Eu já escrevi neste espaço que não sinto nenhuma alegria, não senti nem mesmo vontade de comemorar a condenação de Daniel Alves, quando anunciada pela Justiça da Espanha, no caso de estupro de uma mulher em uma boate naquele país. Sinto profunda tristeza pelo fato de alguém com a trajetória como a de Daniel, de superação da pobreza extrema, da chegada à Seleção brasileira, da conquista de tantos títulos no futebol e inspiração para meninos e meninas, tenha cometido um crime tão perverso como este e tenha tentado escapar da condenação mentindo e mudando sua versão sobre os fatos pelo menos cinco vezes.
Dito isto, é preciso ler de maneira muito séria, e sob a perspectiva de combate à violência contra as mulheres, a nova decisão sobre o caso anunciada pela Justiça da Espanha nesta quarta-feira (20). Para quem não acompanhou: Daniel será solto (liberdade provisória) mediante pagamento de fiança de um milhão de euros. Ele precisará cumprir regras estabelecidas pela Justiça, como não se comunicar com a vítima por qualquer meio ou procedimento e comparecer semanalmente ao Tribunal Provincial, além da retenção dos passaportes e da proibição de deixar a Espanha.
O ponto central desta decisão é o recado que ela dá à sociedade, na direção absolutamente contrária ao que defendemos como fundamental para coibir crimes de violência contra a mulher. Ao liberar Daniel, a mensagem que fica é de que um homem pode, sim, cometer crime de violência, abuso, estupro, deixar marcas na vítima, traumatizá-la, violentá-la. Basta que tenha dinheiro para que seja liberado e possa retomar sua trajetória na sociedade.

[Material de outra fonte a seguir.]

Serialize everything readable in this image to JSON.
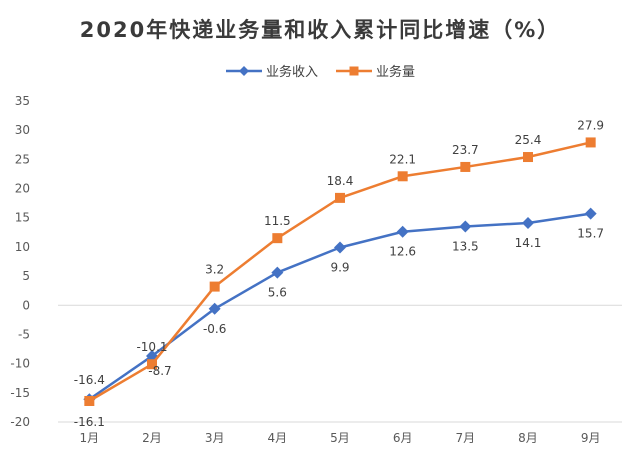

Se você for rico, portanto, fique à vontade. Não se intimide por leis, por regras, por eventuais recados que peçam respeito.
Não é não? Bem, se você é rico, ou não talvez nem seja tanto assim. O seu dinheiro te coloca superior aos demais.
Agora se você é mulher, opa, recolha-se ao seu devido lugar. Você poderá ser violentada, abusada, sentir dores, será exposta. Mas aí se vire. De um jeito. Recomponha-se.
A você, mulher, o trauma.
Ao estuprador, seja bem-vindo de volta.